Task Group Number of Training Tasks Max Turns Environment Feedback
20 Questions 1499 20 LLM-generated
Guess My City 500 20 LLM-generated
Wordle 1515 6 Hardcoded
Cellular Automata 1000 6 Hardcoded
Customer Service 628 20 LLM-generated
Murder Mystery 203 20 LLM-generated
Mastermind 1000 12 Hardcoded
Battleship 1000 20 Hardcoded
Minesweeper 1000 20 Hardcoded
Bandit Best Arm 81 21 Hardcoded

2. Dataset Construction

  • Diverse trajectories are generated using Min-p sampling (temperature 1.5, p=0.3).
  • Each task generates \(n_\text{sample}=20\) trajectories.
  • Preference pairs \((h_w, h_l)\) are constructed: \(h_w\) is the highest-scoring trajectory, while \(h_l\) is randomly sampled from low-scoring trajectories.

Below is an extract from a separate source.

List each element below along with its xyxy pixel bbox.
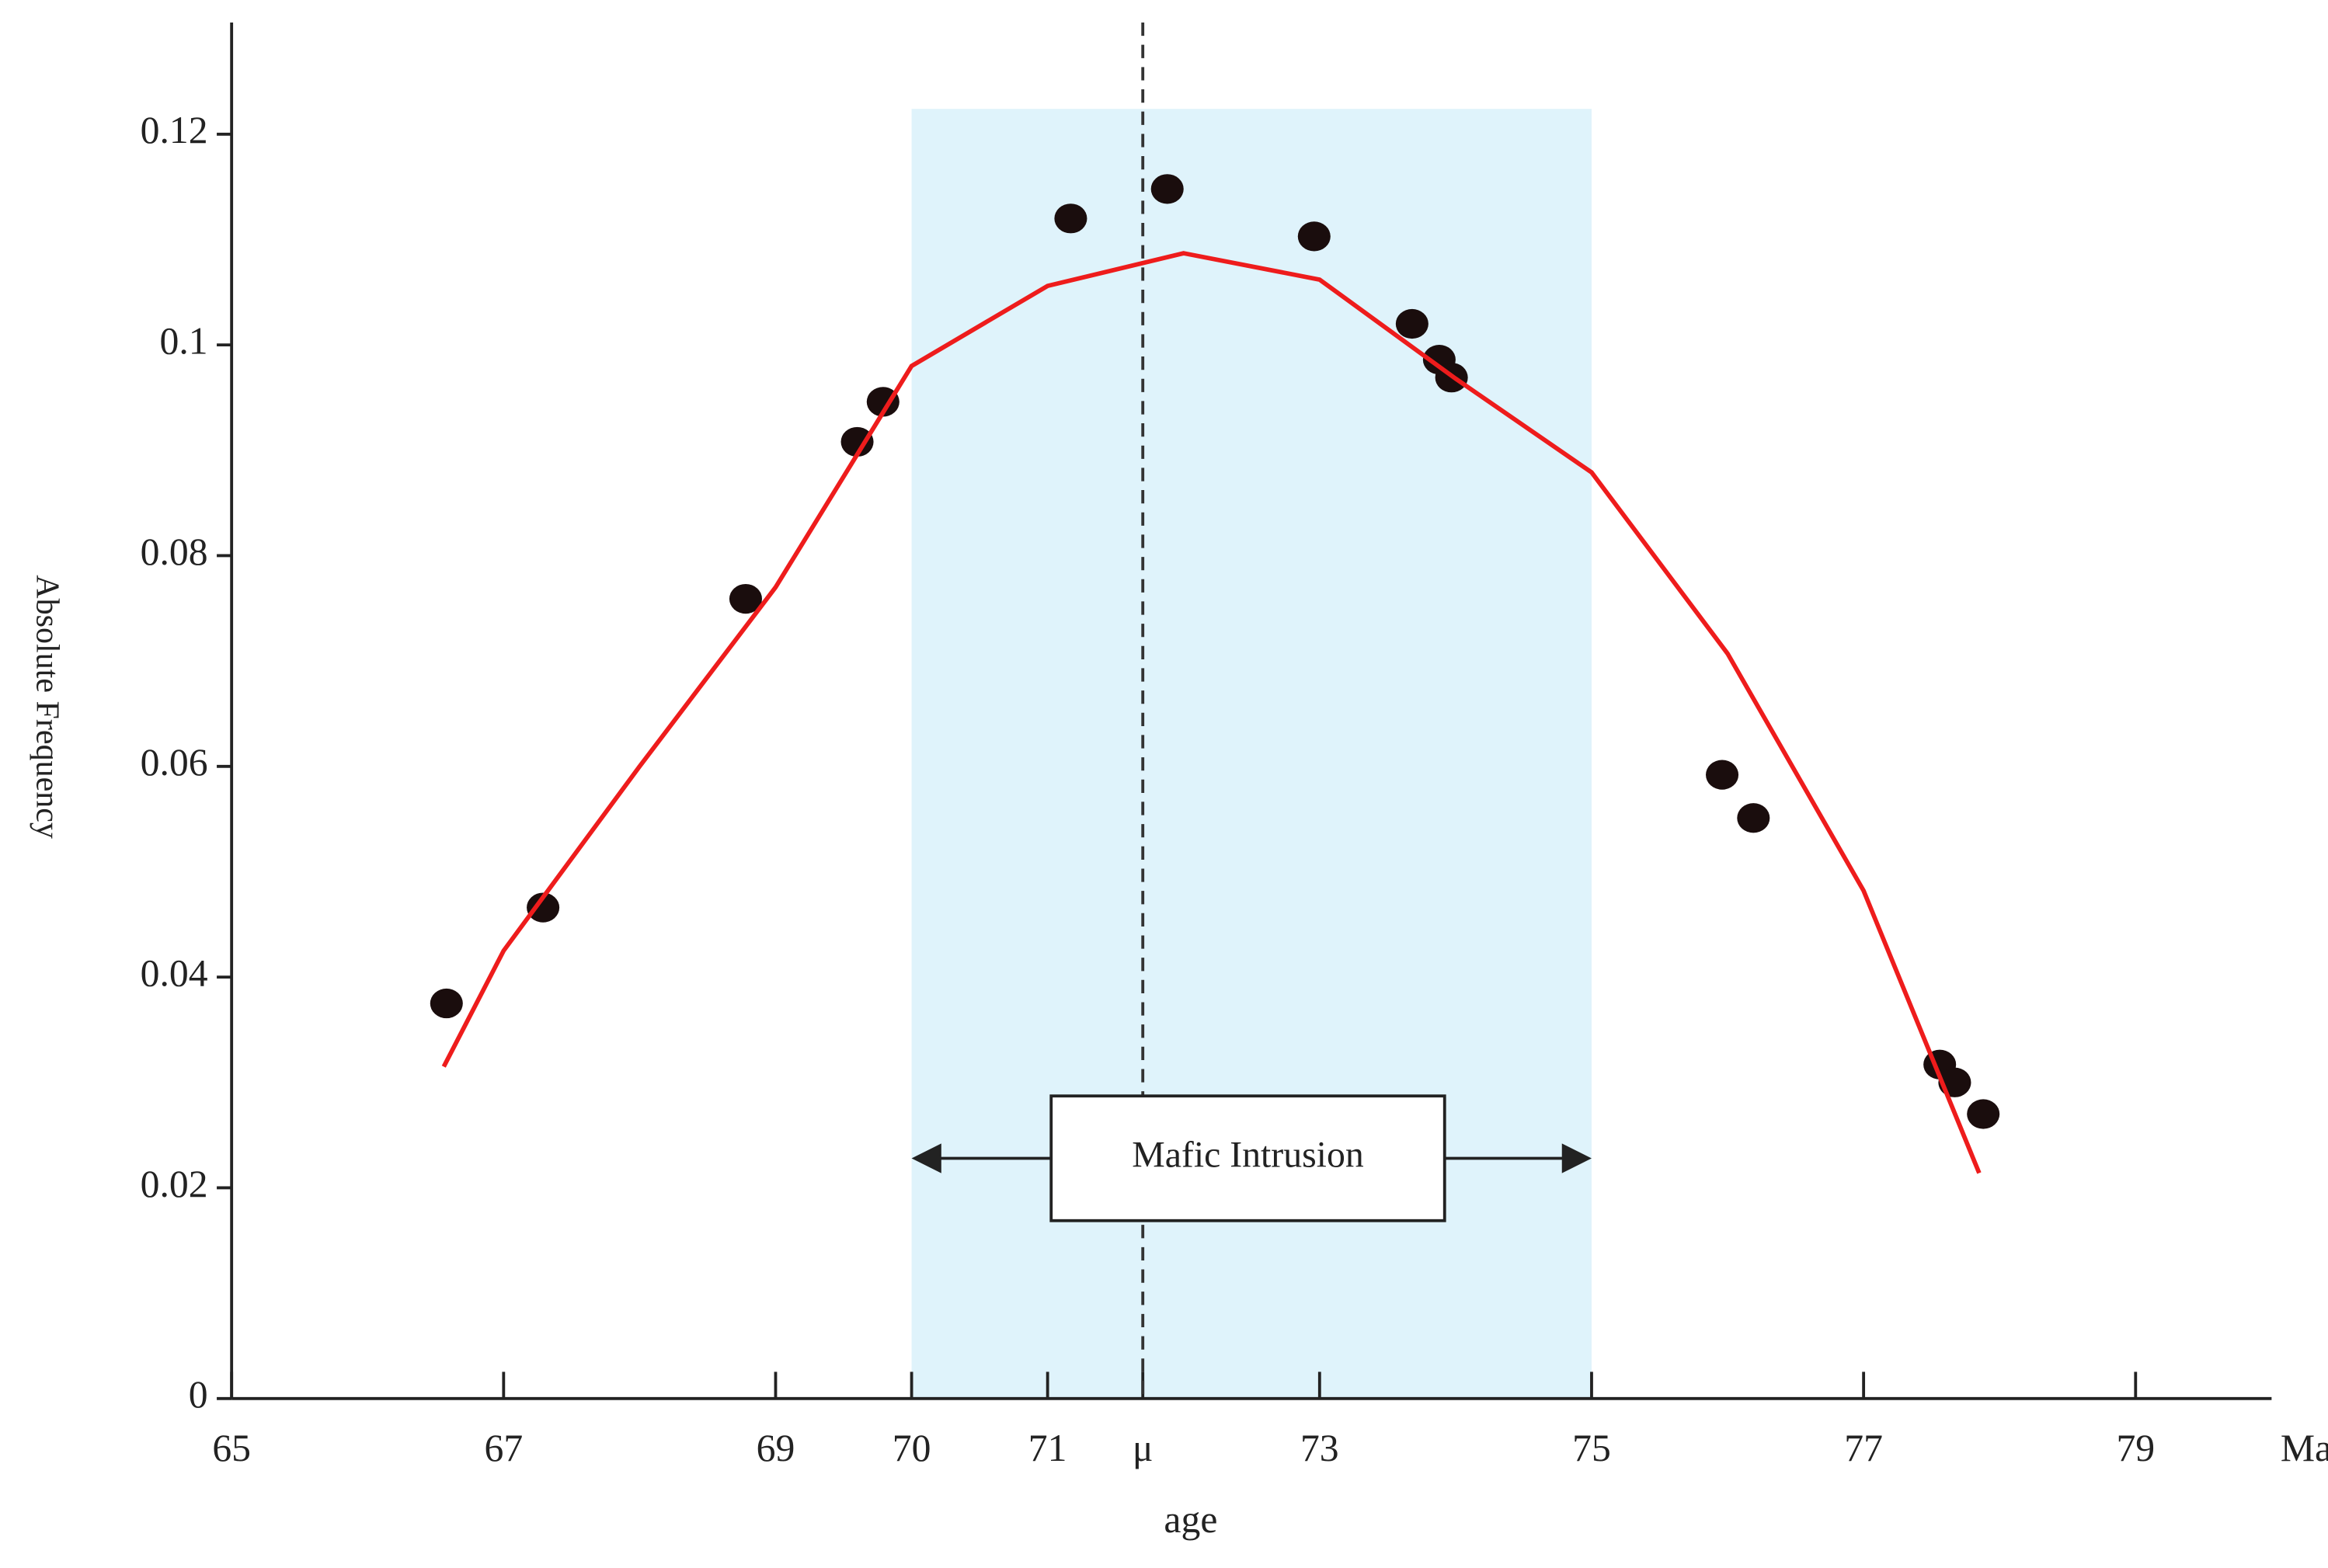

3. Optimization Objectives

SFT: Maximizing likelihood on winning trajectories:

\[\mathcal{L}_\text{SFT} = -\mathbb{E}\left[\frac{1}{\sum_t |a_t^w|}\sum_t \log \pi_\theta(a_t^w | h_{:t}^w)\right]\]

Multi-turn DPO:

\[\mathcal{L}_\text{DPO} = -\mathbb{E}\left[\log\sigma\left(\sum_t \beta\log\frac{\pi_\theta(a_t^w|h_{:t}^w)}{\pi_\text{ref}(a_t^w|h_{:t}^w)} - \sum_t \beta\log\frac{\pi_\theta(a_t^l|h_{:t}^l)}{\pi_\text{ref}(a_t^l|h_{:t}^l)}\right)\right]\]

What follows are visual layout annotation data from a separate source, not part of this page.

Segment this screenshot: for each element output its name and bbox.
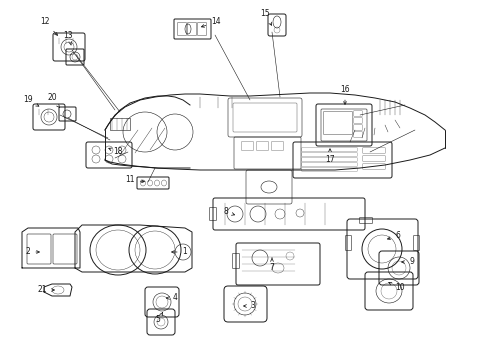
Text: 19: 19 bbox=[23, 95, 39, 106]
Text: 5: 5 bbox=[155, 312, 163, 324]
Text: 4: 4 bbox=[166, 293, 177, 302]
Text: 3: 3 bbox=[243, 302, 255, 310]
Text: 1: 1 bbox=[171, 248, 187, 256]
Text: 14: 14 bbox=[201, 18, 221, 27]
Text: 17: 17 bbox=[325, 149, 334, 165]
Text: 6: 6 bbox=[386, 231, 400, 240]
Text: 8: 8 bbox=[223, 207, 234, 216]
Text: 10: 10 bbox=[388, 282, 404, 292]
Text: 9: 9 bbox=[401, 257, 414, 266]
Text: 12: 12 bbox=[40, 18, 58, 35]
Text: 2: 2 bbox=[25, 248, 40, 256]
Bar bbox=[110, 118, 130, 130]
Text: 21: 21 bbox=[37, 285, 54, 294]
Text: 11: 11 bbox=[125, 175, 144, 184]
Text: 20: 20 bbox=[47, 94, 60, 108]
Text: 7: 7 bbox=[269, 258, 274, 273]
Text: 16: 16 bbox=[340, 85, 349, 104]
Text: 18: 18 bbox=[108, 148, 122, 157]
Text: 13: 13 bbox=[63, 31, 73, 45]
Text: 15: 15 bbox=[260, 9, 271, 25]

Loss is computed only on the agent's action tokens (excluding environment-generated tokens).

RPO: Combines SFT + DPO to mitigate the "undesired disalignment" of DPO:

\[\mathcal{L}_\text{RPO} = \mathcal{L}_\text{DPO} + \alpha \mathcal{L}_\text{SFT}\]

4. Curriculum Learning: Scalable Task Selection

Learning Potential Metric: Measures the learning signal strength of tasks using the coefficient of variation:

\[\nu_\pi(\tau) = \frac{\sqrt{\sigma^2_\pi(\tau)}}{R_\pi(\tau)}\]

High variance -> higher likelihood of sampling both good and bad trajectories -> gradient signal for DPO is present; normalization by the average reward ensures cross-task comparability.

UCB Algorithm for Task Group Selection: Treats each task group as an arm and utilizes UCB to balance exploration and exploitation.

Experimental Results

Main Results: All-Task Training

Paprika improves the average success rate of Llama-3.1-8B-Instruct by 47% (relative gain) across all 10 task groups, using only approximately 22,500 trajectories.

Zero-Shot Transfer (Leave-One-Out)

Task Group Baseline Paprika (LOO) Paprika (All) Single-Task Training
Bandit 42.25% 62.25% 65.0% 58.0%
20 Questions ~25% ~38% ~40% ~35%
Murder Mystery ~15% ~28% ~32% ~30%
  • The LOO model outperforms the initial model on 9 out of 10 task groups.
  • On 7 out of 10 task groups, training on all tasks outperforms single-task training.
  • This indicates that cross-task policy transfer indeed occurs.

Curriculum Learning Effects

  • Curriculum learning improves the average success rate by 1.4% and pass@4 by 3.3% compared to uniform sampling.
  • The benefits are mainly observed in moderately difficult tasks.

Highlights & Insights

  • Demonstrates that LLMs can learn transferable, general exploration strategies from text-based decision-making tasks.
  • Eliminates the need for known optimal algorithms (such as UCB) to generate training data; the model's own diverse sampling suffices.
  • The coefficient of variation serves as an intuitive and effective metric for learning potential.
  • The task designs exhibit good diversity, spanning reasoning, search, and planning strategies.
  • The connection established with meta-RL builds a theoretical framework for LLM agent training.

Limitations & Future Work

  • Data generation remains the main bottleneck (requiring more resources than model updates).
  • Negative transfer is observed in Wordle, indicating that not all strategies are transferable across tasks.
  • Experiments are conducted only on 8B and 12B models; the effectiveness on larger or smaller models remains unexplored.
  • The environments partially rely on LLMs to generate feedback, which may introduce noise.
  • Comparison with online RL methods is missing (only offline DPO is utilized).

Rating

⭐⭐⭐⭐ — An exciting research direction, demonstrating that general decision-making capabilities can be acquired through synthetic data training and transferred zero-shot. However, the bottleneck lies in data generation efficiency.